All forward-looking statements contained in this announcement are based on information available to Xeris, Strongbridge and / or their respective boards of directors, as applicable, as of the date of this announcement and, although believed to be true when made. , may ultimately prove to be incorrect. Subject to any obligation under applicable law, none of Xeris, Strongbridge or any member of their respective boards of directors undertakes to update any forward-looking statement, whether as a result of new information, future developments or otherwise, or to comply with any forward-looking statement – forward-looking statement about actual results, future events or changes in expectations. All subsequent written and oral forward-looking statements attributable to Xeris, Strongbridge or their respective boards of directors or any person acting on behalf of any of them are expressly qualified in their entirety by this paragraph.

No statement in this communication is intended to constitute an earnings forecast for any period, and no statement should be construed to imply that earnings or earnings per share will necessarily be higher or lower than in previous financial periods relevant to Strongbridge. , Xeris or HoldCo. if applicable. Nothing in this communication constitutes a valuation of assets.

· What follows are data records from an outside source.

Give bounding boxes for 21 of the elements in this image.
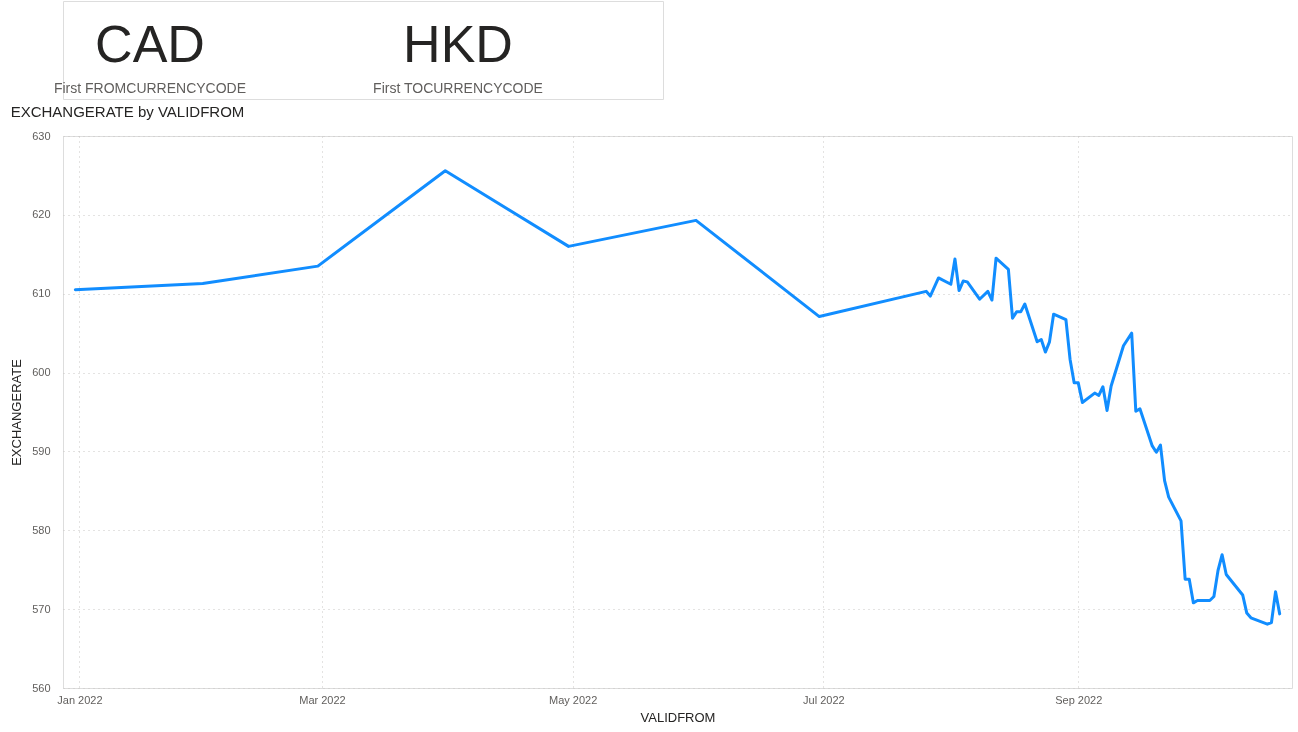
y-tick-label: 610 <box>32 287 51 300</box>
x-axis-title: VALIDFROM <box>640 709 716 725</box>
y-tick-label: 620 <box>32 208 51 221</box>
line-series <box>73 169 1282 626</box>
y-tick-label: 560 <box>32 681 51 694</box>
x-tick-label: May 2022 <box>549 693 598 706</box>
text: CAD <box>95 15 205 73</box>
y-tick-label: 580 <box>32 523 51 536</box>
text: HKD <box>403 15 513 73</box>
y-axis-title: EXCHANGERATE <box>9 358 25 466</box>
x-tick-label: Jan 2022 <box>57 693 103 706</box>
x-tick-label: Sep 2022 <box>1055 693 1103 706</box>
text: First FROMCURRENCYCODE <box>53 80 247 96</box>
text: First TOCURRENCYCODE <box>373 80 543 96</box>
y-tick-label: 600 <box>32 366 51 379</box>
chart-title: EXCHANGERATE by VALIDFROM <box>10 103 245 120</box>
y-tick-label: 590 <box>32 444 51 457</box>
y-tick-label: 630 <box>32 129 51 142</box>
x-tick-label: Mar 2022 <box>299 693 346 706</box>
x-tick-label: Jul 2022 <box>803 693 845 706</box>
y-tick-label: 570 <box>32 602 51 615</box>
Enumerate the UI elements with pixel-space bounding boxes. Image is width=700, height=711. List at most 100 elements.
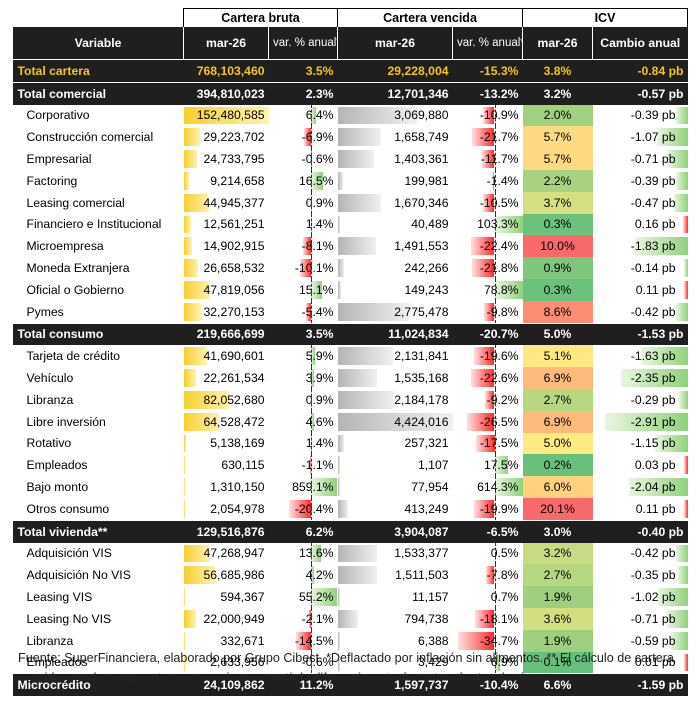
- icv-cambio: -0.47 pb: [593, 192, 688, 214]
- row-label: Microempresa: [13, 235, 184, 257]
- vencida-var-text: -18.1%: [479, 611, 519, 626]
- row-label: Total vivienda**: [12, 519, 184, 543]
- bruta-data-bar: [183, 171, 189, 190]
- table-row: Rotativo 5,138,169 1.4% 257,321 -17.5% 5.0% -1…: [13, 432, 688, 455]
- zero-axis: [311, 300, 313, 323]
- zero-axis: [311, 148, 313, 170]
- vencida-data-bar: [337, 609, 359, 628]
- bruta-data-bar: [183, 369, 196, 387]
- vencida-value-text: 1,491,553: [394, 239, 449, 254]
- vencida-var: 0.5%: [453, 542, 523, 565]
- bruta-var-text: -10.1%: [294, 261, 334, 276]
- row-label-text: Construcción comercial: [26, 130, 154, 145]
- icv-value-text: 6.9%: [543, 414, 572, 429]
- bruta-var-text: -2.1%: [301, 611, 334, 626]
- bruta-var: -14.5%: [269, 629, 338, 652]
- icv-cambio: 0.11 pb: [593, 279, 688, 301]
- bruta-data-bar: [183, 478, 186, 496]
- icv-cambio: 0.01 pb: [593, 652, 688, 674]
- icv-value-text: 5.7%: [543, 152, 572, 167]
- icv-cambio-text: 0.16 pb: [634, 217, 676, 232]
- vencida-value: 1,107: [337, 454, 453, 476]
- vencida-var-text: -10.4%: [479, 678, 519, 693]
- vencida-data-bar: [337, 280, 342, 299]
- positive-var-bar: [311, 412, 315, 431]
- vencida-var: -9.2%: [453, 388, 523, 411]
- vencida-data-bar: [337, 478, 340, 496]
- icv-cambio-text: -0.71 pb: [630, 611, 676, 626]
- icv-value: 6.0%: [522, 476, 593, 498]
- cambio-negative-bar: [676, 106, 688, 125]
- bruta-value: 2,054,978: [183, 498, 269, 520]
- zero-axis: [494, 148, 496, 170]
- bruta-data-bar: [183, 434, 187, 453]
- bruta-value-text: 1,310,150: [210, 480, 265, 495]
- vencida-var: 0.7%: [453, 586, 523, 608]
- bruta-var-text: -6.9%: [301, 130, 334, 145]
- icv-value: 0.3%: [522, 213, 593, 236]
- vencida-data-bar: [337, 128, 381, 147]
- row-label: Empleados: [13, 652, 184, 674]
- positive-var-bar: [494, 215, 523, 234]
- vencida-value-text: 2,131,841: [394, 349, 449, 364]
- icv-value-text: 3.2%: [543, 86, 572, 101]
- row-label-text: Adquisición No VIS: [26, 568, 131, 583]
- vencida-var-text: 103.3%: [477, 217, 519, 232]
- header-bruta-mar: mar-26: [183, 27, 269, 60]
- negative-var-bar: [295, 631, 312, 650]
- icv-value-text: 3.2%: [543, 546, 572, 561]
- icv-cambio: 0.03 pb: [593, 454, 688, 476]
- vencida-value-text: 4,424,016: [394, 414, 449, 429]
- zero-axis: [494, 432, 496, 455]
- bruta-data-bar: [183, 566, 216, 585]
- icv-value: 20.1%: [522, 497, 593, 521]
- icv-value-text: 0.3%: [543, 217, 572, 232]
- bruta-value-text: 5,138,169: [210, 436, 265, 451]
- row-label-text: Total comercial: [17, 86, 107, 101]
- vencida-value-text: 1,511,503: [395, 568, 449, 583]
- icv-cambio: -0.42 pb: [593, 301, 688, 323]
- vencida-data-bar: [337, 237, 377, 256]
- zero-axis: [494, 629, 496, 652]
- row-label: Moneda Extranjera: [13, 257, 184, 279]
- cambio-negative-bar: [670, 631, 688, 650]
- icv-value: 5.0%: [522, 322, 593, 346]
- bruta-value: 24,733,795: [183, 148, 269, 170]
- icv-cambio-text: 0.03 pb: [634, 458, 676, 473]
- cambio-negative-bar: [629, 478, 688, 496]
- icv-cambio: -0.29 pb: [593, 389, 688, 411]
- bruta-var: -10.1%: [269, 257, 338, 279]
- vencida-data-bar: [337, 302, 410, 321]
- icv-value: 6.9%: [522, 410, 593, 433]
- vencida-var: -10.5%: [453, 191, 523, 214]
- vencida-data-bar: [337, 412, 453, 431]
- icv-value: 6.9%: [522, 367, 593, 389]
- bruta-var-text: 6.2%: [305, 524, 334, 539]
- negative-var-bar: [476, 434, 495, 453]
- zero-axis: [494, 300, 496, 323]
- bruta-var: -5.4%: [269, 300, 338, 323]
- icv-cambio: -1.59 pb: [592, 673, 688, 697]
- icv-cambio-text: -2.91 pb: [630, 414, 676, 429]
- bruta-value-text: 594,367: [220, 590, 265, 605]
- vencida-value: 1,511,503: [337, 564, 453, 586]
- icv-cambio: -0.39 pb: [593, 105, 688, 127]
- vencida-value: 11,024,834: [337, 322, 453, 346]
- row-label-text: Corporativo: [26, 108, 90, 123]
- icv-value-text: 6.0%: [543, 480, 572, 495]
- bruta-var: 11.2%: [268, 673, 338, 697]
- vencida-value: 199,981: [337, 170, 453, 192]
- bruta-value-text: 44,945,377: [203, 195, 265, 210]
- positive-var-bar: [494, 456, 508, 475]
- vencida-var-text: -21.7%: [479, 130, 519, 145]
- negative-var-bar: [466, 412, 495, 431]
- positive-var-bar: [311, 347, 316, 366]
- icv-value-text: 0.3%: [543, 282, 572, 297]
- icv-value-text: 2.2%: [543, 173, 572, 188]
- zero-axis: [311, 191, 313, 214]
- icv-cambio-text: -0.39 pb: [630, 173, 676, 188]
- vencida-var: -17.5%: [453, 432, 523, 455]
- vencida-var-text: -13.2%: [479, 86, 519, 101]
- table-row: Libranza 82,052,680 0.9% 2,184,178 -9.2% 2.7%…: [13, 388, 688, 411]
- bruta-value-text: 22,000,949: [203, 611, 265, 626]
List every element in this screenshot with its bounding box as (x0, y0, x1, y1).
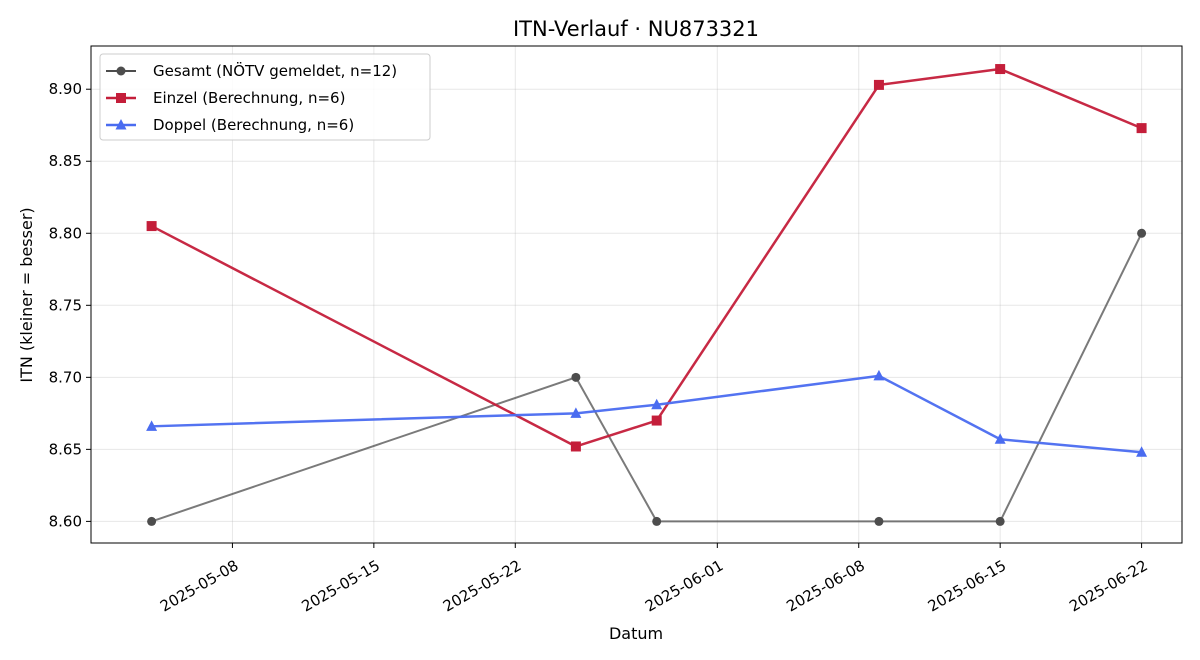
plot-frame (90, 45, 1183, 544)
x-tick-label: 2025-06-15 (925, 556, 1010, 615)
data-point (651, 398, 663, 410)
data-point (1137, 228, 1147, 238)
series-square (146, 64, 1147, 452)
legend: Gesamt (NÖTV gemeldet, n=12) Einzel (Bere… (99, 53, 431, 141)
x-tick-label: 2025-05-08 (157, 556, 242, 615)
legend-marker (115, 119, 127, 130)
legend-marker (116, 93, 126, 103)
y-tick-label: 8.65 (49, 440, 82, 458)
data-point (873, 79, 884, 90)
data-point (994, 433, 1006, 444)
x-tick-label: 2025-06-22 (1066, 556, 1151, 615)
legend-label: Einzel (Berechnung, n=6) (153, 89, 345, 107)
grid-lines (91, 46, 1182, 543)
data-point (873, 369, 885, 381)
series-line (151, 67, 1143, 448)
legend-box (99, 53, 431, 141)
legend-item: Gesamt (NÖTV gemeldet, n=12) (106, 61, 397, 80)
y-tick-label: 8.90 (49, 80, 82, 98)
series-circle (147, 228, 1147, 526)
y-axis-ticks: 8.60 8.65 8.70 8.75 8.80 8.85 8.90 (49, 80, 91, 530)
data-point (995, 516, 1005, 526)
chart-title: ITN-Verlauf · NU873321 (513, 17, 759, 41)
data-point (652, 516, 662, 526)
data-point (570, 441, 581, 452)
legend-label: Doppel (Berechnung, n=6) (153, 116, 354, 134)
data-point (570, 407, 582, 418)
y-axis-label: ITN (kleiner = besser) (17, 207, 36, 382)
data-point (147, 516, 157, 526)
x-axis-label: Datum (609, 624, 663, 643)
data-point (146, 420, 158, 431)
x-tick-label: 2025-06-08 (783, 556, 868, 615)
x-axis-ticks: 2025-05-08 2025-05-15 2025-05-22 2025-06-01… (157, 543, 1151, 615)
data-point (1136, 446, 1148, 457)
series-triangle (146, 369, 1148, 457)
data-point (1136, 123, 1147, 134)
data-point (995, 64, 1006, 75)
series-layer (146, 64, 1148, 526)
data-point (874, 516, 884, 526)
legend-marker (116, 66, 126, 76)
y-tick-label: 8.85 (49, 152, 82, 170)
x-tick-label: 2025-06-01 (642, 556, 727, 615)
series-line (151, 374, 1142, 454)
y-tick-label: 8.60 (49, 512, 82, 530)
data-point (571, 372, 581, 382)
x-tick-label: 2025-05-15 (298, 556, 383, 615)
series-line (151, 232, 1143, 523)
legend-item: Doppel (Berechnung, n=6) (106, 116, 354, 134)
y-tick-label: 8.75 (49, 296, 82, 314)
y-tick-label: 8.80 (49, 224, 82, 242)
data-point (146, 221, 157, 232)
x-tick-label: 2025-05-22 (440, 556, 525, 615)
data-point (651, 415, 662, 426)
legend-label: Gesamt (NÖTV gemeldet, n=12) (153, 61, 397, 80)
legend-item: Einzel (Berechnung, n=6) (106, 89, 345, 107)
y-tick-label: 8.70 (49, 368, 82, 386)
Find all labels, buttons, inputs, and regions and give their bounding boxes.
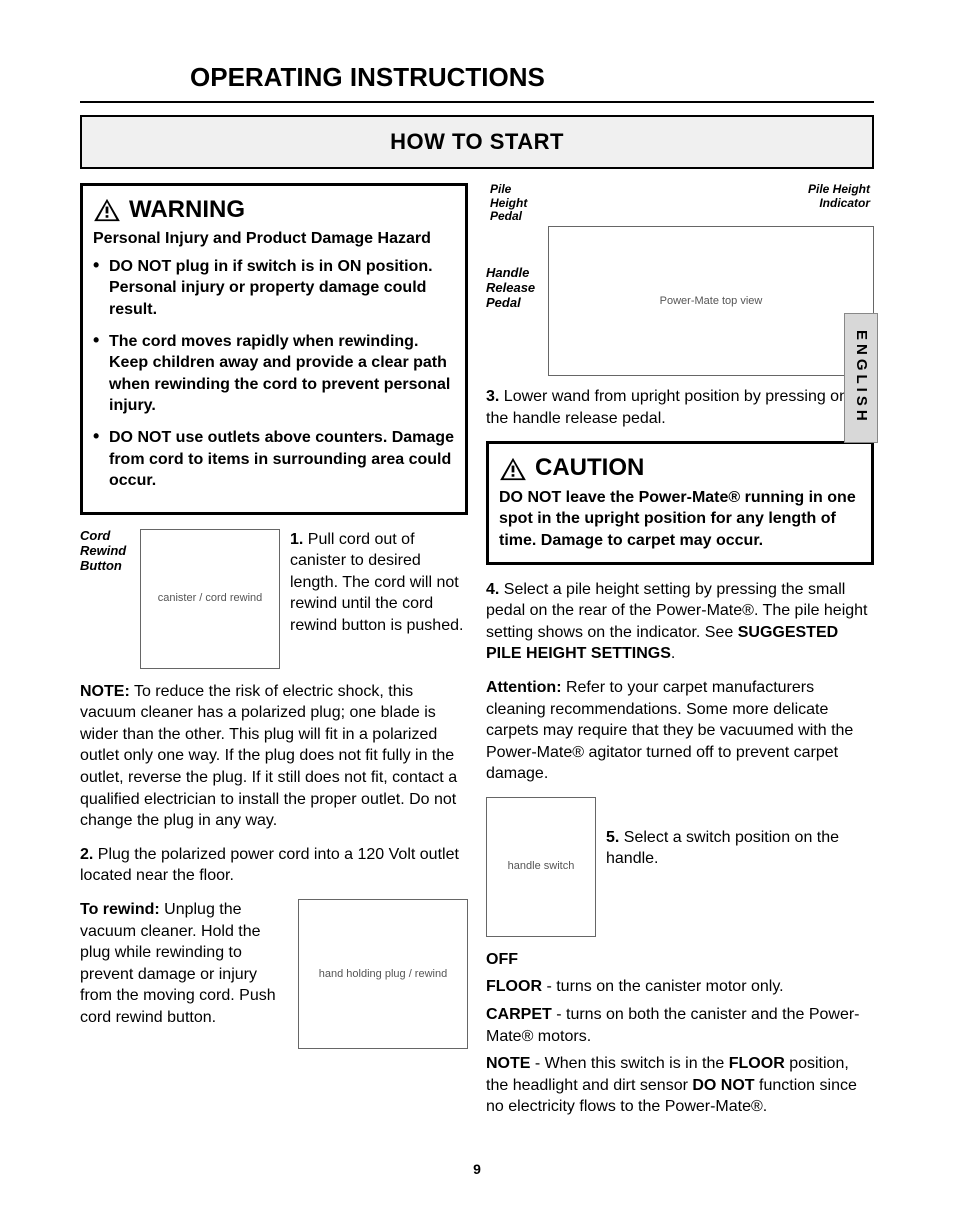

The directors of Strongbridge accept responsibility for the information contained in this communication. To the best of the knowledge and belief of the directors of Strongbridge (who have taken all reasonable precautions to ensure that this is the case), the information contained in this communication for which they respectively accept responsibility is consistent with the facts and do not omit anything that may affect the import of this information.

The broadcast, publication or distribution of this communication in or in certain jurisdictions may be restricted by the laws of those jurisdictions, including any restricted jurisdiction (as defined in the Scheme of Arrangement). Accordingly, copies of this communication and all other documents relating to the Transaction are not and must not be disseminated, published, mailed or otherwise transmitted, distributed or sent in, to or from these Restricted Jurisdictions. Persons receiving such documents (including, without limitation, agents, trustees and custodians) must adhere to these restrictions. Failure to do so may constitute a violation of the securities laws of such jurisdiction. To the fullest extent permitted by applicable law, the companies involved in the proposed transaction accept no responsibility for violations of such restrictions by any person.

In accordance with Rule 19.9 of the Irish Takeover Rules, a copy of this communication will be posted on the joint Xeris and Strongbridge microsite at, accessible via a link on the Xeris website at www.xerispharma .com and on Strongbridge’s website at

The content of any website mentioned in this communication is not integrated and does not form part of this communication.